I can’t decide if I think the fallen world argument has legitimacy or is just an easy way to dismiss anything that falls outside of what would be expect.  If God is so infallibly great then why? Because we live in a fallen world.  It’s a catch all for everything from why create humans as bipedal apes instead of making them with a more logical formulation to why do bad things happen to good people.

If this doesn’t work for me, why does it continually run through my mind.  Why have I been considering attending a church for the first time in nearly 5 years?  I have been happily pagan for quite some time.  I found a community, friends, and a goddess to work with who seemed to be what I needed.  I am arguably the happiest I’ve ever been, and yet I keep coming back to the question of God and Christianity, but why?

I see very little evidence for a God, which brings us back to the fallen world argument.  Churches are clearly fallen.  Many of the most visible are greedy, judgmental, and completely lacking in love and compassion.  I see no reason to be a part of such an organization.  If we truly live in a fallen world, though, it shouldn’t be surprising that we see these things.  In fact, they should be expected.  Which leads to my next question, what would make me want to follow a God who allows these things to happen?

The thing that struck me about God when reading the Bible was the compassion and willingness to allow people to make their own decisions, even if it was not in their best interest.  The idea of free will is what makes me continually go back to the idea of the Christian God.  He gives people free will, probably knows they will mess up, so in his infinite compassion gives them an option for redemption.  Not only that, he had to allow his child to die in order for that redemption to be a possibility.  It’s a story about the infinite compassion of a loving God.  How cool is that?

So why is it so hard for me to believe in this story?  I suppose the downside of my intellectual gifts is a personal inability to have faith in much.  I struggle to accept much of anything without imperial evidence.  Gravity?

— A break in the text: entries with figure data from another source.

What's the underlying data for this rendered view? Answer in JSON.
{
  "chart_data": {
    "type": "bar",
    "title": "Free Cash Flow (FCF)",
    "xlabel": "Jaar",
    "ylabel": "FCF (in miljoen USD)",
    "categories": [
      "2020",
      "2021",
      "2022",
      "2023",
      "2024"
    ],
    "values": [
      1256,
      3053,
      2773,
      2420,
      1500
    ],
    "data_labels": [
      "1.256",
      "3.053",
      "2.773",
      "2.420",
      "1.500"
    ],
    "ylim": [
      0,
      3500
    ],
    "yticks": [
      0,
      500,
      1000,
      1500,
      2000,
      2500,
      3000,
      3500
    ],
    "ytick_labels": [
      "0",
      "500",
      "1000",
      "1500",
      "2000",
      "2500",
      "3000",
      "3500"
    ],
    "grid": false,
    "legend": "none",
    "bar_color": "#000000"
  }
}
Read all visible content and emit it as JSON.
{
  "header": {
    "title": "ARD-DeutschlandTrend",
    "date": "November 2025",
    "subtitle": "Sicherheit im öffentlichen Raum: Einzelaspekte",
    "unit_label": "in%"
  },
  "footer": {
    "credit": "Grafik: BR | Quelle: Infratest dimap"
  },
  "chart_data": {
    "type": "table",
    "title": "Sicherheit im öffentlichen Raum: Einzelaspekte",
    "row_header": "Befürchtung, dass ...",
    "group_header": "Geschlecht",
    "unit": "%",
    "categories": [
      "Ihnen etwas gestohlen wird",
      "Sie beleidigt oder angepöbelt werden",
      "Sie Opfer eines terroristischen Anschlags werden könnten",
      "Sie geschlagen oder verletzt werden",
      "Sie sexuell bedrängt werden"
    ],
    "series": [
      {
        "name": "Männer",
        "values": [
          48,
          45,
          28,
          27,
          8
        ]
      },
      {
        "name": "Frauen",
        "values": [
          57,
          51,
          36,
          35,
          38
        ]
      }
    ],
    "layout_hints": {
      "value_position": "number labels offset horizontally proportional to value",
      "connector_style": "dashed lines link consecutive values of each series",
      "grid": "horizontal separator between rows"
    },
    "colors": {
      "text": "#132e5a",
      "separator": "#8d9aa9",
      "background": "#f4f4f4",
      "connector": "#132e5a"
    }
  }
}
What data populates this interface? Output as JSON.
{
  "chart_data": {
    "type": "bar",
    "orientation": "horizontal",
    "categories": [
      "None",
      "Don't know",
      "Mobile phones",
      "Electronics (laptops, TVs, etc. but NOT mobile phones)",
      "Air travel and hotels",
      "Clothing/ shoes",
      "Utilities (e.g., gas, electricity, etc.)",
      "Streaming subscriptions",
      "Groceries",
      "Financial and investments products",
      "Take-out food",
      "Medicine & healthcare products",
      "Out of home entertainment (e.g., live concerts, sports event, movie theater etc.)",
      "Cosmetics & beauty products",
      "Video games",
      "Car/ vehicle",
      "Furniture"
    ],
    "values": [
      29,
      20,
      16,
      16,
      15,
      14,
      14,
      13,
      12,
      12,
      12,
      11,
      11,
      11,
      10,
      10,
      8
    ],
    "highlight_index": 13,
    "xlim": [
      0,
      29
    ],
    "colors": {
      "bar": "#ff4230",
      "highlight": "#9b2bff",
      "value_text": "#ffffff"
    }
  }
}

Fantastic, I see evidence of it every day.  Evolution? Same thing, I find a lot of fossil and DNA evidence.  Mindfulness Meditation? A lot of research and personal practice demonstrates the benefits. God? I see a lot of people trying to encourage me to have faith in the unseen, but while I don’t struggle to believe that there is something greater than humans, I don’t know if it is God or gods and goddesses, and I suppose that is where I am right now.

Now I assume at least one reader will try to show me the literary consistency of Biblical books, and I will grant you that the evidence is there, and it should be because Christianity has been a world religion since not too long after its inception.  Other books were destroyed, but not the Bible.  Just because a book matches the original doesn’t make it true.

I feel like I’m muddling thought the dark without a flashlight and the answers I seek are just out of reach.